RenditionReviewed by Neil Davey
Stars Jake Gyllenhaal,
Omar Metwally, Reese Witherspoon,
Meryl Streep, JK Simmons, Rosie Malek-Yonan,
Aramis Knight, David Fabrizio, Zineb Oukach
Written by Kelley Sane
Certification UK 15 | US R
Runtime
120 minutes
Directed by Gavin Hood


Director Gavin Hood's last film, Tsotsi, was an, er, unusual choice for the Best Foreign Film Oscar. That level of award suggested it was the best foreign film of the year when, in truth, it wasn't even the best foreign film of the week. Accordingly, this personal jury was out on Mr Hood pending more examples of his work. And thus the personal jury reconvened this week for Rendition, Hood's very smart study of shady US government policy which does indeed prove that sometimes the Academy gets it right. It's a corker.
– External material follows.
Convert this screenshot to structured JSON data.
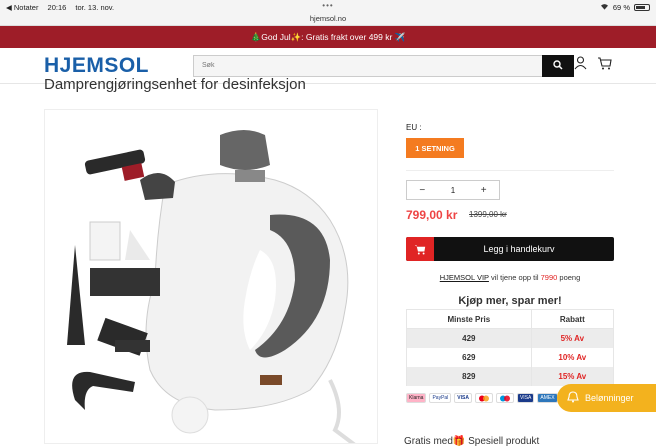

It's the first in a forthcoming wave of 'war on terror' movies — Lions For Lambs and Redacted, to name but two others — and if the rest are half as good, we're in for some serious provoking of thought. Rendition focuses on the alarming policy of 'extraodinary rendition' a policy that gives the US authorities carte blanche to abduct foreign nationals perceived as a threat to national security and interrogate / torture them in secret overseas prisons. In this instance, the foreign national is Anwar El-Ibrahimi (Metwally), an Egyptian-American chemical engineer. He's lived in the US for years, is married to an an American woman, Isabella (Withespoon), but circumstances have conspired to suggest that he's involved in terrorism and he's seized as he travels back from business in South Africa. As Isabella approaches Congress (in the form of Peter Sarsgaard and Alan Arkin) to establish her husband's whereabouts, Anwar is being held in a North African prison, with his torture — by Abasi Fawal (the excellent Igal Naor) supervised unwillingly by new and naive CIA analyst Douglas Freeman (Gyllenhaal) on behalf of the CIA's head of terrorism, Corinne Whitman (Streep, effortlessly sweeping to another Oscar nomination).

Hood steers the story and this impressive ensemble cast to great heights, probing this shocking policy in painful detail. He juggles the elements expertly and, just as you're assuming such injustice is a black and white issue, a clear cut human rights issue with no room for debate, Hood and screenwriter Kelley Sane throw in a stunning twist that makes you question the motives and thought processs of pretty much every character and smudges the entire issue back into shades of grey. Without this little trick, Rendition would be a superbly acted, hugely important film. With it, it becomes the sort of film that could see Hood pick up another statue next year.